Whats an SSD?
SSD stands for Solid State Drive.
It basically is a hard drive that utilizes the same Flash technology you find on USB pen drives to make a bigger, greater capacity version. It stores the information on electrical chips, instead of big magnetic platters. The advantages are:
Faster (electricity is faster than a read/write head moving along a CD like thing)
More reliable (no moving parts means less can go wrong)
Sturdier (again, no moving parts, so moving/banging it accidentally won't do much)
Smaller
Thus, they are expensive. That's why people use them to install their OS and programs for fast booting/running, but since they are so expensive, they get a bigger, standard hard drive for all their data.

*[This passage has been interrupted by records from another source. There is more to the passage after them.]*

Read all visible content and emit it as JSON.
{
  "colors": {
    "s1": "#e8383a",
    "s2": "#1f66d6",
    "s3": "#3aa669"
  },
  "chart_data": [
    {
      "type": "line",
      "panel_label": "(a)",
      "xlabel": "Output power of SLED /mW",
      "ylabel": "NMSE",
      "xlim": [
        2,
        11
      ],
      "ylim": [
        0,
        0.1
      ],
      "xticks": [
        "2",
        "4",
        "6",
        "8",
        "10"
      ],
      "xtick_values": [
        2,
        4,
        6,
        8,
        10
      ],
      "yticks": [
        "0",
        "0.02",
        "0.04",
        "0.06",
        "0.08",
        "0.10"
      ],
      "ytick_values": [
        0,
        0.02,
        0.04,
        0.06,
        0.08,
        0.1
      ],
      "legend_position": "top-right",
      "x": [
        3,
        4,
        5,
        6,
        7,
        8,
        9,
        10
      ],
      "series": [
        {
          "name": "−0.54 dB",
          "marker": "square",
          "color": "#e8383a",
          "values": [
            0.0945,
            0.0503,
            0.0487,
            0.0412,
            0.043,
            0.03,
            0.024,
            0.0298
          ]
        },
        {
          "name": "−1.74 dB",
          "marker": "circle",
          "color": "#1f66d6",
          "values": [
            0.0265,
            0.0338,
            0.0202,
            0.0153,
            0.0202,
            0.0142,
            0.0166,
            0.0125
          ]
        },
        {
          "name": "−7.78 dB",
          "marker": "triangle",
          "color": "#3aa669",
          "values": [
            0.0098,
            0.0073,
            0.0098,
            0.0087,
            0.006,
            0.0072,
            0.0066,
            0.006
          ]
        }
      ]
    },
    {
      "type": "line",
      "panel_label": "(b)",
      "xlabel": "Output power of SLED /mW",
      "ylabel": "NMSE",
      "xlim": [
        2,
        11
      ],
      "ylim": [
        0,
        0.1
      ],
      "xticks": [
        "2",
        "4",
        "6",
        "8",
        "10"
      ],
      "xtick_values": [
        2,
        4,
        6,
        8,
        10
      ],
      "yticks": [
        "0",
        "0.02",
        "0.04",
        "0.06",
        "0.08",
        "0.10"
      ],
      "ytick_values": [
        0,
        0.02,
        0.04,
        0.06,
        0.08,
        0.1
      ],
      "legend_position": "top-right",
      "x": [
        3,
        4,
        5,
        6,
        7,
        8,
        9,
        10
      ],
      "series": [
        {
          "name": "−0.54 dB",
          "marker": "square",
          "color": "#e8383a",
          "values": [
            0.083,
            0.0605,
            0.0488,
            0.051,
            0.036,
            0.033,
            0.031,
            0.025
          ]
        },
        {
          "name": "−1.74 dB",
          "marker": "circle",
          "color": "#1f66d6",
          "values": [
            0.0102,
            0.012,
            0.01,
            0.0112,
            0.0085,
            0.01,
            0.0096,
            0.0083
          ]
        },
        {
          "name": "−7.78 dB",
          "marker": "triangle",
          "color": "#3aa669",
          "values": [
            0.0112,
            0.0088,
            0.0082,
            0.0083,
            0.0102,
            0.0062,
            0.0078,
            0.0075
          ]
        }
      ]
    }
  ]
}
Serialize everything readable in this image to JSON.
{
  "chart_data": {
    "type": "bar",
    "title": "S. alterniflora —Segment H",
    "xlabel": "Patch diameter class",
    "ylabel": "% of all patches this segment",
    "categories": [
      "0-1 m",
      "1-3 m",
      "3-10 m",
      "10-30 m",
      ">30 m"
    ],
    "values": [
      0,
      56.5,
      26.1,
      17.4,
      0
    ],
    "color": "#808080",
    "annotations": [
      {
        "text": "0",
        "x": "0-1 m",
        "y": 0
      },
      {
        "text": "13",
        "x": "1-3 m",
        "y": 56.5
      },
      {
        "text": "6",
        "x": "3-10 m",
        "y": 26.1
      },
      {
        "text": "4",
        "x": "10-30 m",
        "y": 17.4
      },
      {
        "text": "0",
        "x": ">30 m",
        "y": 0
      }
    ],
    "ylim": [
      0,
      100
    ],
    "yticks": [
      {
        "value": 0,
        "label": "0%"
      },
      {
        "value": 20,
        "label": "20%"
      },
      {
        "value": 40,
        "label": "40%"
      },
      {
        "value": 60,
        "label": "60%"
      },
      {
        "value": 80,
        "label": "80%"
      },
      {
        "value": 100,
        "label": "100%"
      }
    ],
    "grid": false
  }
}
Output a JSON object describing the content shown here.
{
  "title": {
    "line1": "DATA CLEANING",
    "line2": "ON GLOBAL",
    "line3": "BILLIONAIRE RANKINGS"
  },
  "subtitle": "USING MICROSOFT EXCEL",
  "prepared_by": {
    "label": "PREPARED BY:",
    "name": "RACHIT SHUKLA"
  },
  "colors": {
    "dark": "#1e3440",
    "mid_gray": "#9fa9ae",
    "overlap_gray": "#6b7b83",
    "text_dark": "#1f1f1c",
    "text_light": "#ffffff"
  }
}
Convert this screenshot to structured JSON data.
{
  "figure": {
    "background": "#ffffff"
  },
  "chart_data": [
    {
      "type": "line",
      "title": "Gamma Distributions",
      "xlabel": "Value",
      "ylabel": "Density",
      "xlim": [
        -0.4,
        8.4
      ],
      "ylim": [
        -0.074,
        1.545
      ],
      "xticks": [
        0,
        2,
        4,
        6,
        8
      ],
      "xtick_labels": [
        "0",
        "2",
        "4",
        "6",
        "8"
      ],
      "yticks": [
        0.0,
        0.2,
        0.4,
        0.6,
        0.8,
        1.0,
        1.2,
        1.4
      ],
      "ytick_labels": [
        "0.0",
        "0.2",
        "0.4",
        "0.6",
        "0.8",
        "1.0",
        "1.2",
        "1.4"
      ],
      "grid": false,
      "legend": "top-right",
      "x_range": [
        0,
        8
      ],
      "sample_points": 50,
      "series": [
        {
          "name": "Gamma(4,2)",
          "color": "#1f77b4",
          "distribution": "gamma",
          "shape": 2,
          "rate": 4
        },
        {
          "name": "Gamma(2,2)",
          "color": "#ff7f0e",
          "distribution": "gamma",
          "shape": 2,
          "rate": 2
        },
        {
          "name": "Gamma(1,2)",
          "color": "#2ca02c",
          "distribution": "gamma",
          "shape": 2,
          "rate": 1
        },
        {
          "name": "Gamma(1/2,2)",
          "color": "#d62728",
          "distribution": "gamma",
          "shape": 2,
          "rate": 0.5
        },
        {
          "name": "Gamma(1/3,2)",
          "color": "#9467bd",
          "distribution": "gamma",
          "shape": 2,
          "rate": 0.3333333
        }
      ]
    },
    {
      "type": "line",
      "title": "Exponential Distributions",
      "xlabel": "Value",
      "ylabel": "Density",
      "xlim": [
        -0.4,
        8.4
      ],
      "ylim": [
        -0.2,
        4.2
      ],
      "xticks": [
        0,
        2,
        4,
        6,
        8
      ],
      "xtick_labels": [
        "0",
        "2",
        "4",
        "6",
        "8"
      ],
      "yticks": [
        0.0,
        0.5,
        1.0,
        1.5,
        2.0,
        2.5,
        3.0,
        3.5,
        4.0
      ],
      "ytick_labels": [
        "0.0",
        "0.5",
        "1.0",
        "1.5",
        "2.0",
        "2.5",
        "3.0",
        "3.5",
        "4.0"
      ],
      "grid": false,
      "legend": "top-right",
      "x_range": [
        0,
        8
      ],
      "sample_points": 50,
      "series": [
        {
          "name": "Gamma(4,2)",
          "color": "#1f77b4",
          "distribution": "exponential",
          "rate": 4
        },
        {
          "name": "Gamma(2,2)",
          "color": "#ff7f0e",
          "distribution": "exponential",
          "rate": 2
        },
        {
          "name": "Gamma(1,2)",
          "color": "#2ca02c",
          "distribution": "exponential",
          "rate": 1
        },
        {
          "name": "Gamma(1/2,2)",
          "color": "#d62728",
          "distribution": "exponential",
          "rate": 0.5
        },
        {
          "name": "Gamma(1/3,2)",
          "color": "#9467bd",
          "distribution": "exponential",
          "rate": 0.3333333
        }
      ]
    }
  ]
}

Some external hard drives also use this technology, typically smaller ones, and ones that don't need separate power cords in conjunction to the USB cords.
There are numerous applications for this technology:
You can use it as a boot drive, installing OS and programs, then everything else on a bigger, slower, cheaper standard hard drive. The advantage of this is you get 8 or so second boots into Windows 7, and all your programs launch about 5 or so times faster, sometimes even faster than that. The disadvantage is that your data is still slow, and once it's full, it's full. All the rest has to be installed on the standard hard drive.
You can use it as a SRT drive (only if you have Z68 or later Intel chipsets on your motherboard). This means that you use the SSD as well as a standard hard drive, however the SSD is used as a caching device for the HDD. This pretty much speeds up the entire capacity of the HDD to speeds of the SSD, or if not full speed, close enough. So say you want to copy some files with your hard drives set up like this. Your SSD is invisible in your "My Computer" box, and only your big hard drive is there. You copy them on to the big hard drive, and they go on to the SSD instead, therefore copying super super fast. The SSD then holds on to them, and copies them to your big hard drive in the background. This is the slow part of the process, but since they have already copied to the SSD, and therefore in to the cache, to you they are already copied and this part doesn't affect you, and you can carry on with your work. That's what a SSD, HDD and Intel SRT technology can do, lol. Bit complicated, hopefully you understand.
EDIT: This also means that you can add extra HDDs later on to increase your storage space without losing data or affecting anything.